Following the release of the company's earnings results on Tuesday, Morgan Stanley stated that it was maintaining their overweight ratings on the shares of Home Depot and Walmart. The company did reduce its $360 price estimate for Home Depot shares to $340 per share. Moreover, Morgan Stanley reduced its $161 price objective for Walmart to $160 per share.
There are some similarities (wage investments, inventory growth) but more differences (guidance conservatism, tone toward consumers, traffic/ticket) between WMT and HD.
Loop highlights Buy on Pinterest.
The bullish thesis for Pinterest stock "remains intact," according to Loop.

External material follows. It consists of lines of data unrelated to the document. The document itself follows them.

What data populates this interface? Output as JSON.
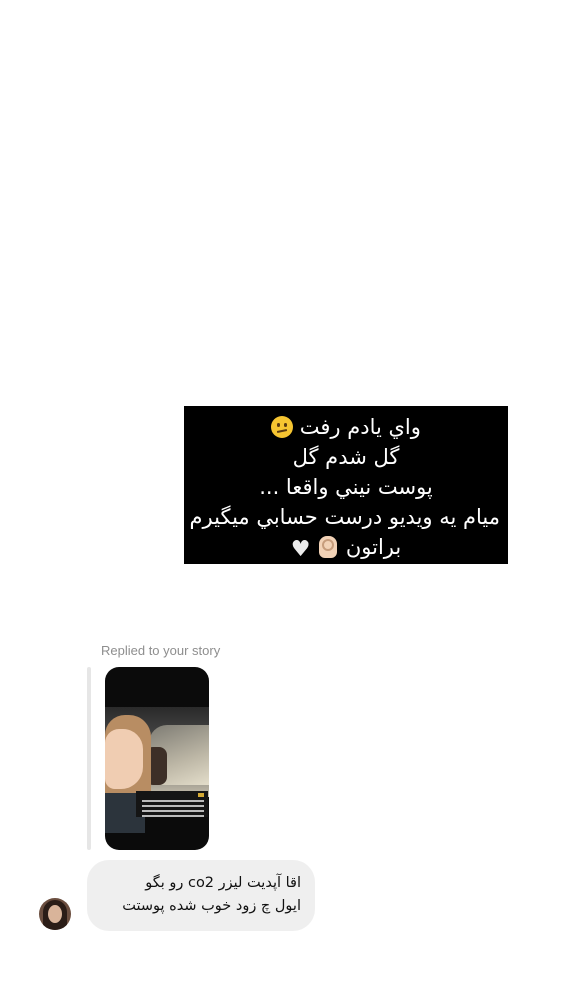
{
  "story_caption": {
    "lines": [
      "واي يادم رفت",
      "گل شدم گل",
      "پوست نيني واقعا ...",
      "ميام يه ويديو درست حسابي ميگيرم",
      "براتون"
    ],
    "emojis": [
      "confused-face",
      "ok-hand",
      "white-heart"
    ]
  },
  "reply": {
    "label": "Replied to your story"
  },
  "message": {
    "lines": [
      "اقا آپدیت لیزر co2 رو بگو",
      "ایول چ زود خوب شده پوستت"
    ]
  },
  "colors": {
    "background": "#ffffff",
    "caption_bg": "#000000",
    "bubble_bg": "#efefef",
    "label_gray": "#8e8e8e"
  }
}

"We believe Pinterest is differentiating itself from social media companies that are mostly focused on entertainment,"
Apple is still considered overweight by Morgan Stanley.
According to Morgan Stanley, large-cap institutional investors continue to undervalue the technological powerhouse.
"Yet, Apple's underownership spread is among the biggest (behind MSFT) in our large cap technology coverage, reflecting 1) Apple's strong weighting in market indexes and 2) worries about slowing growth as consumers cut back on purchasing for technology goods in the wake of the epidemic."
Salesforce is still considered overweight by Morgan Stanley.
Prior to the release of the company's earnings report, Morgan Stanley stated that expectations are "low" and "mixed."
“With the quarter's activist plans in the forefront, the Q4 EPS should shed more light on Salesforce's intended course of action.”
Occidental Petroleum has been downgraded by Evercore ISI from in line to underperform.
In their downgrade of Occidental, Evercore stated that there are too many potential downsides for the stock.
“Pref redemption dampens share price growth. Overhang should continue in the short to medium term. crude leverage is not as strong as thought.”
AIG is downgraded by Atlantic Equities from overweight to neutral.
Due to the insurer's decreasing growth, Atlantic Equities downgraded it.
“We are reducing our rating on AIG to Neutral in light of the company's sluggish premium growth, persistent Personal P&C concerns, negative operating leverage, recent share price outperformance, and a less favorable valuation.”
Palo Alto Networks is still a buy, according to Goldman Sachs.
After Palo Alto's earnings report on Tuesday, Goldman said it was maintaining its buy rating on the stock. The bank continued by stating that "cloud and A.I." represent a "breadth of growth drivers."
“Palo Alto's results and commentary, which include a number of new significant transaction and product cycle disclosures, demonstrate the breadth of its platform.”
Masimo has been upgraded by Raymond James to outperform from market perform.
In its upgrading of the international medical technology company, Raymond James said that it liked its "optionality."
“MASI is been upgraded to Outperform. As no other firm in our coverage provides as many avenues for generating additional value, we don't think being neutral is the best position to take. In this scenario, we anticipate forecasts will rise, and the stock will perform better.”
Meta is reiterated by MoffettNathanson as outperform.
The combination of Meta's plan of "slowing top-line growth and rising expenses," according to Moffett, is intriguing.
“Yet, there seems to be a growing belief that the surge in CAPEX associated with the appearance of short-form video content driven by AI may begin to level down in the near future, as the business has promised.”